Pour ceux qui vivent, comme moi, le scoutisme sur le terrain c’est un affront. Un petit groupe a pris une décision fondamentale, qui touche à notre identité, sans nous consulter. C’est d’ailleurs tout le fonctionnement de la Fédération qui serait à repenser…
Quant au fond, je trouve dommage de masquer son identité (voire la renier) alors que ce fameux ‘C’ n’a pas empêché l’expansion de la fédération et que personne ne s’y sentait obligé d’être chrétien, loin de là…
Triste époque où on veut couper tout ce qui dépasse, gommer les différences.
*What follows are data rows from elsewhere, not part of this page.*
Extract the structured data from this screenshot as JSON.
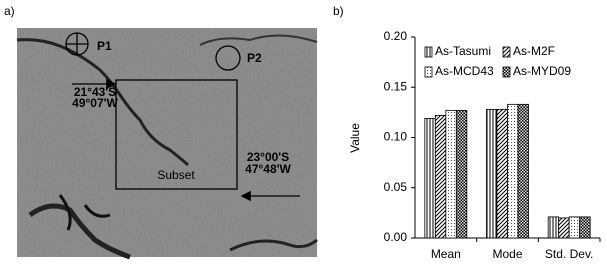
{
  "image_panel": {
    "label": "a)",
    "annotations": {
      "p1": "P1",
      "p2": "P2",
      "coord1": [
        "21°43'S",
        "49°07'W"
      ],
      "subset": "Subset",
      "coord2": [
        "23°00'S",
        "47°48'W"
      ]
    }
  },
  "chart_data": {
    "type": "bar",
    "panel_label": "b)",
    "y_label": "Value",
    "categories": [
      "Mean",
      "Mode",
      "Std. Dev."
    ],
    "series": [
      {
        "name": "As-Tasumi",
        "color": "#000000",
        "hatch": "vertical",
        "values": [
          0.119,
          0.128,
          0.021
        ]
      },
      {
        "name": "As-M2F",
        "color": "#000000",
        "hatch": "diagonal",
        "values": [
          0.122,
          0.128,
          0.02
        ]
      },
      {
        "name": "As-MCD43",
        "color": "#000000",
        "hatch": "dots",
        "values": [
          0.127,
          0.133,
          0.021
        ]
      },
      {
        "name": "As-MYD09",
        "color": "#000000",
        "hatch": "checks",
        "values": [
          0.127,
          0.133,
          0.021
        ]
      }
    ],
    "ylim": [
      0,
      0.2
    ],
    "yticks": [
      {
        "value": 0,
        "label": "0.00"
      },
      {
        "value": 0.05,
        "label": "0.05"
      },
      {
        "value": 0.1,
        "label": "0.10"
      },
      {
        "value": 0.15,
        "label": "0.15"
      },
      {
        "value": 0.2,
        "label": "0.20"
      }
    ],
    "legend": "top"
  }
}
Je pense qu’on ne peut être tolérant, accueillant, que si on est conscient et clair de qui on est, et qu’on ne craint pas de l’affirmer.
Salut est-il possible d’avoir cette lettre car comme ancien aumônier je me sent interpeller par des jeunes et leurs familles
Union de prière
Pax et Bonum
fr Antonio
Importance de l’identité : savoir qui on est. Sans cela, quels sont les repères ?
Avoir une identité et la connaître, puis l’affirmer, signifie que des différences apparaîtront par rapport à d’autres. Mais différence ne postule pas systématiquement « opposition ». Différence peut tout aussi bien postuler « complémentarité », et aussi : choix.
Cet article m’a rappelé le mot d’un professeur au collège, qui disait qu’un drapeau replié et mis dans sa poche, ce n’était plus un drapeau, mais un mouchoir.
Le pire, c’est de faire part d’une masse informe et sans goût, influençable et honteuse de toute expression ou idée propre.